We Just Want Dessert
In life we tend to want what we want. What I mean is, we really just want life to be exactly the way we want it to be all the time. Its as if we want everything we eat to taste like dessert and satisfy like steak and make us feel good like exercise. For some reason we think that is our right. We don't see how utterly unnatural that is. Even in the pre-fall Creation there was a limit to what Adam and Eve could have. Isn't it interesting that the serpent had to talk Eve into her rebellion? Do you think we would need as much convincing? Or would we immediately yell back in God's face, "What do you mean I can't have it?"
I'm afraid many in ministry, especially young'uns like me, get the idea that because we are serving Him and sacrificing ourselves in serving the church that God really owes it to us to have a charmed life. If I'm faithful in serving him shouldn't everything always work out the way I want it to? Shouldn't the money always be there, our leadership always be faithful, and strangers always respond to the Gospel? The problem is there is no such promise.
I found a commentary on 2 Corinthians on sale. The introduction outlines a theory about Paul's interaction with the church at Corinth. I hadn't thought about the story much from Paul's perspective before. Here was a church that he had helped start at great personal risk and cost. He had spent time with its people, mentored some of its leaders, and taught them the great truths of Christ. But in his absence there was disunity, power struggles, sexual immorality, attacks against Paul's character, laziness, and on and on. Its probable that Paul had even gone to try to personally address the situation, but was sent packing by his rivals. After some order had been restored Paul wrote 2 Corinthians. With these probabilities in mind it is easy to hear the heartache, passion, and almost frantic urgency that Paul writes with.
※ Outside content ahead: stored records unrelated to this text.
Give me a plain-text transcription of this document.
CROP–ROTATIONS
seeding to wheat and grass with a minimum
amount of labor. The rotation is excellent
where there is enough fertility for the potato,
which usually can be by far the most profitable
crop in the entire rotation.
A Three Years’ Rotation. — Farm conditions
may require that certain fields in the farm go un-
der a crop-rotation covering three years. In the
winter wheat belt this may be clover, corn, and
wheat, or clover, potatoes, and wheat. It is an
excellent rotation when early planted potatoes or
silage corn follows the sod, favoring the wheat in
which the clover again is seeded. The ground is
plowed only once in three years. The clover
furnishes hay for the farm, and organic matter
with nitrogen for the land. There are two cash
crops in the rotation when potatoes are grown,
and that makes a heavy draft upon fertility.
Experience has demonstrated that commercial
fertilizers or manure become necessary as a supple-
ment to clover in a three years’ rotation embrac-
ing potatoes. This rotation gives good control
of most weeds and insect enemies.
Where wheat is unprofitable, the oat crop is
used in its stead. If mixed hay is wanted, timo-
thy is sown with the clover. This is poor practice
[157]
After only 30 or so years after Jesus' resurrection, the churches were full of turmoil. People fell shamefully short of the standards set by Christ. Even Paul made mistakes. The inspiring thing is, in spite of all of it they went on. The church grew and spread. It impacted the culture, preserved its teachings, excelled in scholarship and art (for a time). Today we may wish that churches and ministries were an endless buffet of desserts and delicacies, but the truth is until Christ returns we're still all eating out of the dumpster. That means you have to work hard to get at the good stuff. And even the good stuff might be a little tainted. Still, its the only taste of heaven we can get. At least we know the truth and have a hope for the future. As far as unbelievers know, this is as good as it gets.